06/97 - Electronic Book Review - Elizabeth Jane Wall Hinds: "Beyond the "factual" history, what Mason & Dixon more elegantly delivers is a history re-imagined, an alternative to recorded history, in the form of what one might call the "paranormal": reading Mason & Dixon is like a visit to Charles Wilson Peale's museum, itself an eighteenth-century creation, with its oddities and "freaks of nature" just close enough to verifiable facticity to look believable..."
05/18/97 - New York Times Book Review - T. Coraghessan Boyle: "This is the old Pynchon, the true Pynchon, the best Pynchon of all. Mason & Dixon is a groundbreaking book, a book of heart and fire and genius, and there is nothing quite like it in our literature, except maybe V. and Gravity's Rainbow."
05/12/97 - The Nation - John Leonard: "This is the Pynchon who just can't stop himself, who ups antes and lowers booms. Like his mechanical duck, if he keeps flying we won't see and can't catch him. I should be telling you that Mason & Dixon is shapely and coherent. That you will care about a baffled astronomer and a horny surveyor in the grip of forces they can't even locate, much less modify. That for the first time in Pynchon we get extended families (difficult fathers and lonely children), magnanimity instead of mockery, closure instead of dissolution. But already, to prove myself worthy of a masterwork, I'm haring down absurdist wormholes."
05/04/97 - Toronto Star - Judith Fitzgerald: "With a doff of its cap to such as Conrad's Heart of Darkness, Lowry's Under the Volcano, The Iliad and The Vanity of Human Wishes (Dr. Johnson), Pynchon's doughty duo first hits South Africa's Capetown and St. Helena in order to observe and calibrate the 1751 Transit of Venus before landing in America and turning its astronomical skills to terrestrial cartography, namely the painstaking task of determining the boundary between Pennsylvania and Maryland (which, by the stars, puts the house of one unhappily married couple in two states, a serendipitous blessing in the opinion of all concerned)."
04/29/97 - New York Times - Michiko Kakutani: "As rendered by Pynchon, Mason & Dixon is not simply the story of these two men's intertwined lives and their personal search for knowledge. It's also a hugely ambitious epic about America and the Age of Reason and the origins of modernity that showcases all of Pynchon's prodigious gifts as a writer: his magician's ability to fuse history and fable, science and science fiction; his Swiftean grasp of satire and his vaudevillian's sense of farce. It is a book that testifies to his remarkable powers of invention and his sheer power as a storyteller, a storyteller who this time demonstrates that he can write a novel that is as moving as it is cerebral, as poignant as it is daring."

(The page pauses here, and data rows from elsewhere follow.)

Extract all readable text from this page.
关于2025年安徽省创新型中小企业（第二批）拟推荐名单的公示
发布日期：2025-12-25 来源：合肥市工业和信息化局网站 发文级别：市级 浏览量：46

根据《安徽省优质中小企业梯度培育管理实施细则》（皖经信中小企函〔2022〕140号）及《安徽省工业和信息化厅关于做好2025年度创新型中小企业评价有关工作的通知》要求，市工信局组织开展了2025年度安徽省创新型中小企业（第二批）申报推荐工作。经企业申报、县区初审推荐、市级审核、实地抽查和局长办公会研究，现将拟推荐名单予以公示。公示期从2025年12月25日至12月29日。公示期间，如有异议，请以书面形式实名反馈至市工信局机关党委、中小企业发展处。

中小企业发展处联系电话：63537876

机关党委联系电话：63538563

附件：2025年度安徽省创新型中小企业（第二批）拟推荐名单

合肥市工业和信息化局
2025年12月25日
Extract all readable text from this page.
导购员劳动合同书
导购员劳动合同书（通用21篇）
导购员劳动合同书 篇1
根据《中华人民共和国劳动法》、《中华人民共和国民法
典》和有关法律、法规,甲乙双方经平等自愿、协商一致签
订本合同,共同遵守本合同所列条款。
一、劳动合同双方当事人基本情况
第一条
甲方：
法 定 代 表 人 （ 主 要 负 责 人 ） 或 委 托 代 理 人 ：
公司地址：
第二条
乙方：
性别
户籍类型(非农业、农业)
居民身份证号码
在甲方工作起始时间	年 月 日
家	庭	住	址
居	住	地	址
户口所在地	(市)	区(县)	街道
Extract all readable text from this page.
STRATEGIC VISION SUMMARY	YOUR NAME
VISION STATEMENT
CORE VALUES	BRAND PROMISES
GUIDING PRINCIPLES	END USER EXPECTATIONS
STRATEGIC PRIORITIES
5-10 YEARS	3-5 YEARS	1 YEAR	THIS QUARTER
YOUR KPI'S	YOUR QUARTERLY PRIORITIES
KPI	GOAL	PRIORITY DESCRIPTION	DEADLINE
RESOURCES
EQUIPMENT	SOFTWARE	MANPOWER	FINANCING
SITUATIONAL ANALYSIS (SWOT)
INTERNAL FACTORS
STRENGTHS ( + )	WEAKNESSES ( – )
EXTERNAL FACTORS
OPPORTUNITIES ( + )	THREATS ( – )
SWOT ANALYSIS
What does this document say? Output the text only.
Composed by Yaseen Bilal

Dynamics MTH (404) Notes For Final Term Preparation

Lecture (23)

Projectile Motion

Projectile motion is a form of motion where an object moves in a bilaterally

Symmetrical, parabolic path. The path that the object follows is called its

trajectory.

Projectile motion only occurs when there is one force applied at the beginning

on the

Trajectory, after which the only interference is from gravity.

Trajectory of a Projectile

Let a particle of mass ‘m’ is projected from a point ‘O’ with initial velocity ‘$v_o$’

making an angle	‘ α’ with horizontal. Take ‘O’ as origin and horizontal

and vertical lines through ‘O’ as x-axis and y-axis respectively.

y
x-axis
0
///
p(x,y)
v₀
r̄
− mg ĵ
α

04/27/97 - San Francisco Chronicle Paul Skenazy: "It's a book content to ask more questions than it answers -- about what the West has always signified, what it means to map and shape the unruly earth, how we enslave and seek redemption in the same breath. For all of Pynchon's artistic skills with novelistic structure, he's always resisted closure and consistency. For all his intellectual breadth and associative elegance, his talents show themselves in pieces, lines and word play that resurrect cliches and turn asides into aphorisms."